Here’s a slice of the journal entry:
I stumbled upon this epiphany last night and suddenly I’m able to see that all my scrappings – all my cave hiding and furniture moving – is just fear.
It’s just a refusal to acknowledge that it’s time to level up. It’s all struggling against the beautiful forward movement that wants to grow organically.
And I see this older, wiser, more confident version of myself smiling compassionately, knowing about the struggle, and extending a hand in invitation to stop. “You’re making this harder than it has to be,” she tells me.
Because I think I’ve already got some of the same wisdom that my future self has. I just don’t have access to it – yet. So maybe writing myself a letter would help me tap into it.
Huge lightbulb going off. Amazing idea. (Every once in awhile I impress myself.)
Letter to the Self
I decided to try the exercise and ask my future self for some guidance. I began the letter:
“Dear Future Kristin,
This is a little awkward since we’ve never met. But I just feel like I know you.
(Of course, I can’t take anything 100% seriously! 🙂 Anway…)
Just recently I’ve been able to see you clearly for the first time. And the chasm between where I am and where you are is huge.
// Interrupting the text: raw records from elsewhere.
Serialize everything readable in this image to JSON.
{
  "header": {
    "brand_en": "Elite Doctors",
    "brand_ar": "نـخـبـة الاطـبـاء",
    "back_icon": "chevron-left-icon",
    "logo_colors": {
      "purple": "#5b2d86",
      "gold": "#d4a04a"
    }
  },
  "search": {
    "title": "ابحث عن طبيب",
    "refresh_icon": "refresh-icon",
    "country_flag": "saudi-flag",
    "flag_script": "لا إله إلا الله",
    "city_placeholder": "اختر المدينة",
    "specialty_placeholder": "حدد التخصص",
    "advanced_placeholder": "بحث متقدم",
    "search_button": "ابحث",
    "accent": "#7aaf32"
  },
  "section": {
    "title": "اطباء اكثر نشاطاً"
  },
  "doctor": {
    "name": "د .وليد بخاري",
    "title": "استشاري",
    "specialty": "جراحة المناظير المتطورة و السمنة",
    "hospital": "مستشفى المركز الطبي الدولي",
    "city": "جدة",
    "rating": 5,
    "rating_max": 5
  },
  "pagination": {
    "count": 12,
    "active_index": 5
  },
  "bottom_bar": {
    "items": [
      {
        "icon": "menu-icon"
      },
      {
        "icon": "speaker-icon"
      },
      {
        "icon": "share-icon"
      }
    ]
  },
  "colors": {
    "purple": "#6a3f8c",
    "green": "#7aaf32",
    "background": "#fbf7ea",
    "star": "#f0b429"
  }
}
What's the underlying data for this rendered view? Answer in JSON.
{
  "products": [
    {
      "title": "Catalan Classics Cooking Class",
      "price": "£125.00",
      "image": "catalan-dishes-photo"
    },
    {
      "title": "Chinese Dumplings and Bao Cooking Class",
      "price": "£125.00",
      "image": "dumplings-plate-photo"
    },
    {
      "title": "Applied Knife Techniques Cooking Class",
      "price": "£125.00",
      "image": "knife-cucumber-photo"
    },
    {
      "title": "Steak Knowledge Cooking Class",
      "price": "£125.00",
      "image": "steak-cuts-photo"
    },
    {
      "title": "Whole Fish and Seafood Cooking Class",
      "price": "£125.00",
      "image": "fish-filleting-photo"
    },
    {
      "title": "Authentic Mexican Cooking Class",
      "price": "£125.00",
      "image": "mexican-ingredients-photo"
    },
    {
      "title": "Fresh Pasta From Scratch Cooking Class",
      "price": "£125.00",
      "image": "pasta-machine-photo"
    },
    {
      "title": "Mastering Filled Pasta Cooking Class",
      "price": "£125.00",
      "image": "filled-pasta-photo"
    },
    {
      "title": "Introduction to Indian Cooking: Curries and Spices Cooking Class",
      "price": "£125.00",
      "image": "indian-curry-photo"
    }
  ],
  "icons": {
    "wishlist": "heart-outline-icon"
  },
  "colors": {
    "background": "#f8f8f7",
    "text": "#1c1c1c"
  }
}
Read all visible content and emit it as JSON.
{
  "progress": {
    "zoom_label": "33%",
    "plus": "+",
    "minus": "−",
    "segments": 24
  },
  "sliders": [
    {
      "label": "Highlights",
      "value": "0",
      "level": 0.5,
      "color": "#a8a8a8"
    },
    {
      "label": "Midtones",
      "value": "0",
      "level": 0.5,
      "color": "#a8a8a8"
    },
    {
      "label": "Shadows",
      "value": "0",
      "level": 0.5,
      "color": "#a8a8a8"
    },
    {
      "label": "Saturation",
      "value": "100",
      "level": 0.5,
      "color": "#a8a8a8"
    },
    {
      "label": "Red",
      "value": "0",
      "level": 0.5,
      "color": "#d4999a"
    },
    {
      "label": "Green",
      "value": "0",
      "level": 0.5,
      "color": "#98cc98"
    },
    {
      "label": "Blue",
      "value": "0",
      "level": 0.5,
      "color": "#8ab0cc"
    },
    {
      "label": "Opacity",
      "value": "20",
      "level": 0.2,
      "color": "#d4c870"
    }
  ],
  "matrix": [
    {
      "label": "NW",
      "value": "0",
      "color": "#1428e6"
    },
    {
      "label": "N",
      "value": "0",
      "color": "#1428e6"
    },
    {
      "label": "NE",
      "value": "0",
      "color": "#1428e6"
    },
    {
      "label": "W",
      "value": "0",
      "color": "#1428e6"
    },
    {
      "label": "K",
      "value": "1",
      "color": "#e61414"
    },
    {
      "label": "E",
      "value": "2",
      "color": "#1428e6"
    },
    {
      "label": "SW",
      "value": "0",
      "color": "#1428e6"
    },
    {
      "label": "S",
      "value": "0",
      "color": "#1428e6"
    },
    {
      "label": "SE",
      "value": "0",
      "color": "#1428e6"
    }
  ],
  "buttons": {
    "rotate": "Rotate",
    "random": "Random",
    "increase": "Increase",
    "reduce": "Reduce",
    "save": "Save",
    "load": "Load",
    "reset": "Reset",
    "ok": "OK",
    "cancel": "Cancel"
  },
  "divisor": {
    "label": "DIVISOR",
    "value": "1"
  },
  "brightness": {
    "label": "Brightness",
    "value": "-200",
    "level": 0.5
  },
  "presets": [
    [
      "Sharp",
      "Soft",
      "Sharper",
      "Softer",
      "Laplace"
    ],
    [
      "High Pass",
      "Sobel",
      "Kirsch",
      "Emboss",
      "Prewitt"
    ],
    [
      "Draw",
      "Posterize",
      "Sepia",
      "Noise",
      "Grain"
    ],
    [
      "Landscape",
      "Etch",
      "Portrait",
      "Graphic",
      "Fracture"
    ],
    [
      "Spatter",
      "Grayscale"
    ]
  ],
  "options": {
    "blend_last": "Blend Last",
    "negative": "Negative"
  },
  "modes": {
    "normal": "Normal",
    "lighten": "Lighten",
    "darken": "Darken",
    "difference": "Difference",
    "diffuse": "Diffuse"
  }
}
The details baffle me.
But I can see how I felt a year ago, what I knew then (and didn’t know, mostly) and the amount of knowledge and skill I’ve developed over the past 12 months.
I know if I looked too far ahead I would have been parlayed. I had to focus on one thing at a time, on what needed to be done NEXT.
So I know better than to get overwhelmed by the unknowns. I trust that more will be revealed.
In the meantime, I’ve got a few questions for you.
What came out of this exercise is pretty amazing. I wrote the questions. And then I used my imagination to conjure up my future self. And I answered those questions from her point of view.
I discovered that I instinctively know which details will sort themselves out, and which will require attention.
I feel like I’ve found a new mentor. My future self has so much wisdom to share.
Whenever I get stuck and I’m unsure what to do next, I can just picture myself standing on those fir floors stirring my mug of tea, creativity fulfilled and spiritually content. And I ask myself, “What would Future Kristin do?”
Because getting there is no different than getting where I am now, if you ask my past self.
What does your future self know? What is he or shy dying to teach you? What do you most need guidance on?
Picture the person you want to be and the life you want to have. Picture it in startling detail. And then ask the person you’ve become to reveal the way. Because she’s already done it.
Get out your journal and ask her how.